EasyJet grounds entire fleet while Loganair bailout looms

In a statement on Monday, the airline said that it is grounding all 334 of its planes in Europe as a result of travel restrictions across the region, adding that it cannot be sure when flights will resume.
The airline said that it operated the last of 650 “rescue flights” on Sunday to repatriate 45,000 customers, but could not continue to fly “as a result of the unprecedented travel restrictions imposed by governments in response to the coronavirus pandemic.”

It said it will continue to work with governments to operate additional rescue flights if requested.

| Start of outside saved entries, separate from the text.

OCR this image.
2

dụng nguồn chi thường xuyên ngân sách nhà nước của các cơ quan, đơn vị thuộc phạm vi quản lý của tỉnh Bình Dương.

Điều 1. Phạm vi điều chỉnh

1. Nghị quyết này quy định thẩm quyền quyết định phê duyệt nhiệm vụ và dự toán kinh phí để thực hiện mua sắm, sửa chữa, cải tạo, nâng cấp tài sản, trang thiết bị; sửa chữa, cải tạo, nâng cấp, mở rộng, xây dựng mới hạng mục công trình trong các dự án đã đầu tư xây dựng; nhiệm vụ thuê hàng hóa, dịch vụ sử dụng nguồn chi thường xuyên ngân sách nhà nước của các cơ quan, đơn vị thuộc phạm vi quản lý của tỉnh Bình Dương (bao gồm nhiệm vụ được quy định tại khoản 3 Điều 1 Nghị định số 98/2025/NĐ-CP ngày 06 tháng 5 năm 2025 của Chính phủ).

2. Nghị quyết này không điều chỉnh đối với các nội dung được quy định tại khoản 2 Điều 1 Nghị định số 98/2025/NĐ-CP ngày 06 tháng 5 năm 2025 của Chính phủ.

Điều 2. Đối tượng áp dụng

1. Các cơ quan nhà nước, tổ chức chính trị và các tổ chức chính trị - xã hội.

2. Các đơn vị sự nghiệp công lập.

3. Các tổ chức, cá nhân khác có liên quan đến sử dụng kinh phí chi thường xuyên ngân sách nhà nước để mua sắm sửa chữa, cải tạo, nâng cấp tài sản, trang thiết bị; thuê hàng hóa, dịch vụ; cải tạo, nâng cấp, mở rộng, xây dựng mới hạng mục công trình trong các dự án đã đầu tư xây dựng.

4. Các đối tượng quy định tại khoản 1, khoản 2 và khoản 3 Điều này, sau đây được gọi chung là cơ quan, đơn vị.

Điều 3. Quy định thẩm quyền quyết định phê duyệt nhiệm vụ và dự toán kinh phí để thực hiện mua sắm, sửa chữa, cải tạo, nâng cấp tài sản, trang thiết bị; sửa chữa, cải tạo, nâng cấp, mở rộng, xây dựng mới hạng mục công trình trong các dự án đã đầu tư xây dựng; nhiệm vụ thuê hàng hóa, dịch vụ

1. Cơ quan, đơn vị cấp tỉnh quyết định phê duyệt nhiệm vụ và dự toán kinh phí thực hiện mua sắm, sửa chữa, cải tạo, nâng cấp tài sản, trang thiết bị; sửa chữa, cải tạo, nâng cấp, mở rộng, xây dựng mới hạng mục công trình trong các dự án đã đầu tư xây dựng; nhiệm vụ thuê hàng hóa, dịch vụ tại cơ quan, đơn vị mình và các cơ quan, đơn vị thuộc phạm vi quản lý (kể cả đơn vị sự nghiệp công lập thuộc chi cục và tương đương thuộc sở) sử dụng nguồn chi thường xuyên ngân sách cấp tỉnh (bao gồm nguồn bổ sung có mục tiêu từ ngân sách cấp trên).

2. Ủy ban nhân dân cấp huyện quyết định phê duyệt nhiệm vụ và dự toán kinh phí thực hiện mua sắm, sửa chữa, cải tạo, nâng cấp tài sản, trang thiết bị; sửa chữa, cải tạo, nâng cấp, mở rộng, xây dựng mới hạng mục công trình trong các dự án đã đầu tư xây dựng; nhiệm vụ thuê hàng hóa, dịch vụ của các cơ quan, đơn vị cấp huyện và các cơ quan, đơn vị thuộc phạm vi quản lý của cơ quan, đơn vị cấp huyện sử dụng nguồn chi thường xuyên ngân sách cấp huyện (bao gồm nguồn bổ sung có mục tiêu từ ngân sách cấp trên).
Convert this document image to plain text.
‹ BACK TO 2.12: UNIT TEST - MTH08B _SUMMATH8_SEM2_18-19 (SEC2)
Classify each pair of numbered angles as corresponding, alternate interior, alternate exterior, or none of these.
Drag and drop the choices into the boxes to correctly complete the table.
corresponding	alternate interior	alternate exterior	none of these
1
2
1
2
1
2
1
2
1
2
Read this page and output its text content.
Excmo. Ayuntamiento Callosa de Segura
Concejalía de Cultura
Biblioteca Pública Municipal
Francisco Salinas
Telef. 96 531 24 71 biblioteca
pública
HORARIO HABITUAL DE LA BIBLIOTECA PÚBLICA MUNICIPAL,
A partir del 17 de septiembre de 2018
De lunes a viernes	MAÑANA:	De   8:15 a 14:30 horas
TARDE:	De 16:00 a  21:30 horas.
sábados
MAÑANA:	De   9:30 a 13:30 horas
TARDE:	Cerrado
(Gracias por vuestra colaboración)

EasyJet (ESYJY)operates about 2,000 flights a day on more than 1,000 routes across 36 countries, mostly in Europe. “At this stage there can be no certainty of the date for restarting commercial flights,” the company said, adding that it will depend on regulations and demand.
The airline’s 4,000 UK cabin crew will be furloughed for two months starting April 1 and will be paid 80% of their average wage by the government, it added. EasyJet employs 9,000 people in the United Kingdom. A spokesperson said it is in talks with the Britain’s pilots union “on the arrangements for pilots.”
Nationwide lockdowns and flight bans across most of the world have virtually shut down the aviation industry, leaving many airlines at risk of bankruptcy unless governments provide bailouts.
The United Kingdom’s biggest regional airline, Scotland-based Loganair, said on Monday that it plans to approach the UK government for financial aid shortly.

“The government has made it clear that it is open to requests for support from individual airlines and whilst Loganair has not yet taken up this invite, we fully expect to join other UK airlines in doing so in the coming days,” CEO Jonathan Hinkles said in a statement.

According to the International Air Transport Association, global airlines could be facing a cash shortfall of $200 billion this year. IATA said last week that European carriers could lose $76 billion in revenue and see passenger demand cut in half relative to 2019. US airlines, meanwhile, will receive tens of billion of dollars in support as part of the country’s $2 trillion stimulus package.

EasyJet said that it is in talks with lenders “who recognize our strength of balance sheet and business model.” The carrier will make use of a coronavirus emergency financing facility made available by the UK government to support large corporates, but has no plans to ask the government for “bespoke support.”

Grounding aircraft will remove significant cost, it added. Further action by the government will be needed to support recovery in the future, such as temporarily removing passenger duty and air traffic control charges, EasyJet said.